In particular, once publishing lots of papers, patents, book chapters, books, and the like, there can be a tremendous empty feeling inside --- a feeling of "so what!", e.g. what does it all mean.

It seems that publication may be merely a rite of passage more than an end unto itself.

I think it is the kind of playful childish never-ending energy that makes a professor distinct from a professional.

It's also the idea of knowing no boundaries, e.g. not merely interdisciplinary (combining existing disciplinary boundaries), but more along the lines of what one might call "interpassionary", e.g., as Einstein once wrote "Love is a better master than duty".

Glenn Gulak and I thought that perhaps publications are an "existence proof" that you can synthesize ideas, but are only a necessary, but not a sufficient condition for really affecting the world in an important and "good" (for whatever subjective values of "good" you might choose) way.

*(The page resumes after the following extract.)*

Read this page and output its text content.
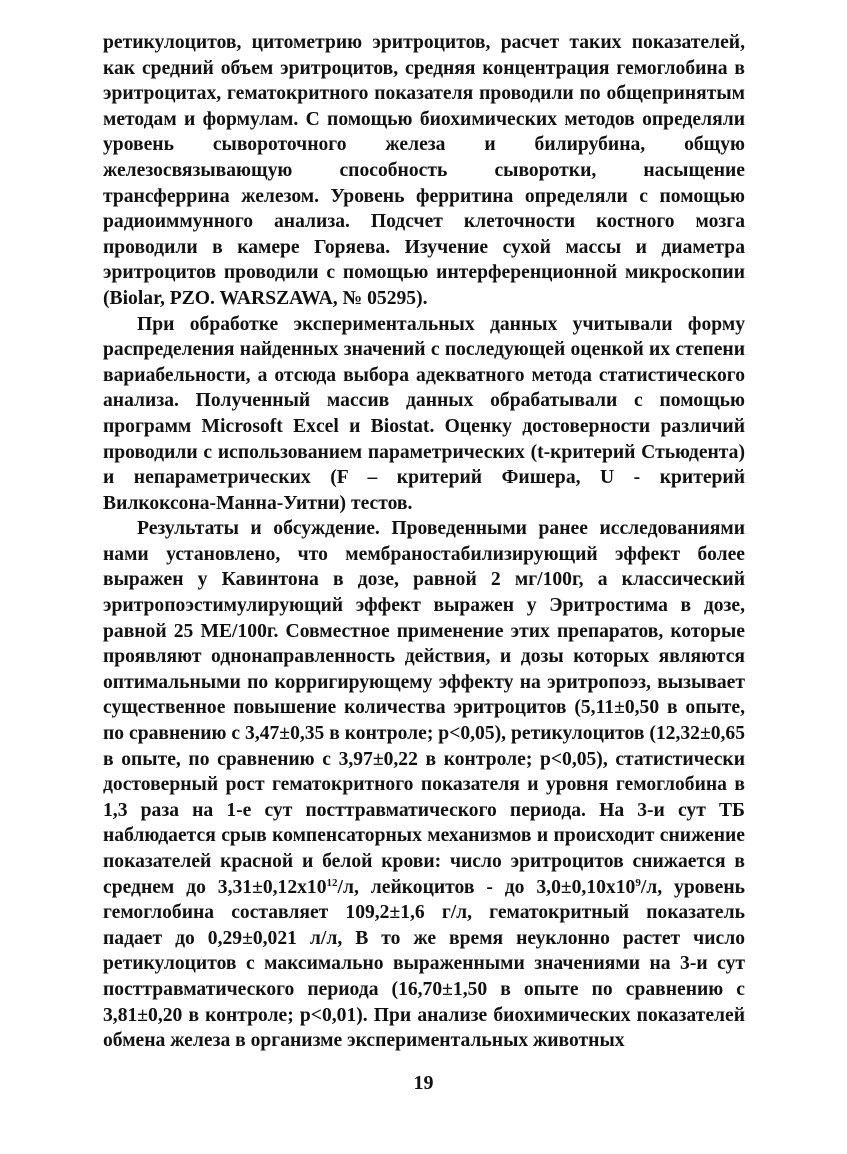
ретикулоцитов, цитометрию эритроцитов, расчет таких показателей, как средний объем эритроцитов, средняя концентрация гемоглобина в эритроцитах, гематокритного показателя проводили по общепринятым методам и формулам. С помощью биохимических методов определяли уровень сывороточного железа и билирубина, общую железосвязывающую способность сыворотки, насыщение трансферрина железом. Уровень ферритина определяли с помощью радиоиммунного анализа. Подсчет клеточности костного мозга проводили в камере Горяева. Изучение сухой массы и диаметра эритроцитов проводили с помощью интерференционной микроскопии (Biolar, PZO. WARSZAWA, № 05295).

При обработке экспериментальных данных учитывали форму распределения найденных значений с последующей оценкой их степени вариабельности, а отсюда выбора адекватного метода статистического анализа. Полученный массив данных обрабатывали с помощью программ Microsoft Excel и Biostat. Оценку достоверности различий проводили с использованием параметрических (t-критерий Стьюдента) и непараметрических (F – критерий Фишера, U - критерий Вилкоксона-Манна-Уитни) тестов.

Результаты и обсуждение. Проведенными ранее исследованиями нами установлено, что мембраностабилизирующий эффект более выражен у Кавинтона в дозе, равной 2 мг/100г, а классический эритропоэстимулирующий эффект выражен у Эритростима в дозе, равной 25 МЕ/100г. Совместное применение этих препаратов, которые проявляют однонаправленность действия, и дозы которых являются оптимальными по корригирующему эффекту на эритропоэз, вызывает существенное повышение количества эритроцитов (5,11±0,50 в опыте, по сравнению с 3,47±0,35 в контроле; p<0,05), ретикулоцитов (12,32±0,65 в опыте, по сравнению с 3,97±0,22 в контроле; p<0,05), статистически достоверный рост гематокритного показателя и уровня гемоглобина в 1,3 раза на 1-е сут посттравматического периода. На 3-и сут ТБ наблюдается срыв компенсаторных механизмов и происходит снижение показателей красной и белой крови: число эритроцитов снижается в среднем до $3,31\pm 0,12х10^{12}/л$, лейкоцитов - до $3,0\pm 0,10х10^9/л$, уровень гемоглобина составляет 109,2±1,6 г/л, гематокритный показатель падает до 0,29±0,021 л/л, В то же время неуклонно растет число ретикулоцитов с максимально выраженными значениями на 3-и сут посттравматического периода (16,70±1,50 в опыте по сравнению с 3,81±0,20 в контроле; p<0,01). При анализе биохимических показателей обмена железа в организме экспериментальных животных

19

We've also been talking about the way in which companies no longer concentrate exclusively on their own ideas, but, rather, often invite outside "passinaries" to cook up (with love) new innovation in the "primordial soup" that exists everywhere, not just in big labs like Parc, Bell Labs, and Darpa. Although the big labs gave us many important inventions, it seems now that alot of really good thinking comes from energetic and forever-young passionaries.

Glenn mentioned, for example, that Cisco doesn't have a research lab, and instead, they buy technology. They let the primordial soup evolve whereever it may, and they then capitalize on it, using the new skill of "latching on to trendlines".

This news is good for us (academics and university types); we play a new role in the sense that we are often at the plenum of the primordial source of new ideas.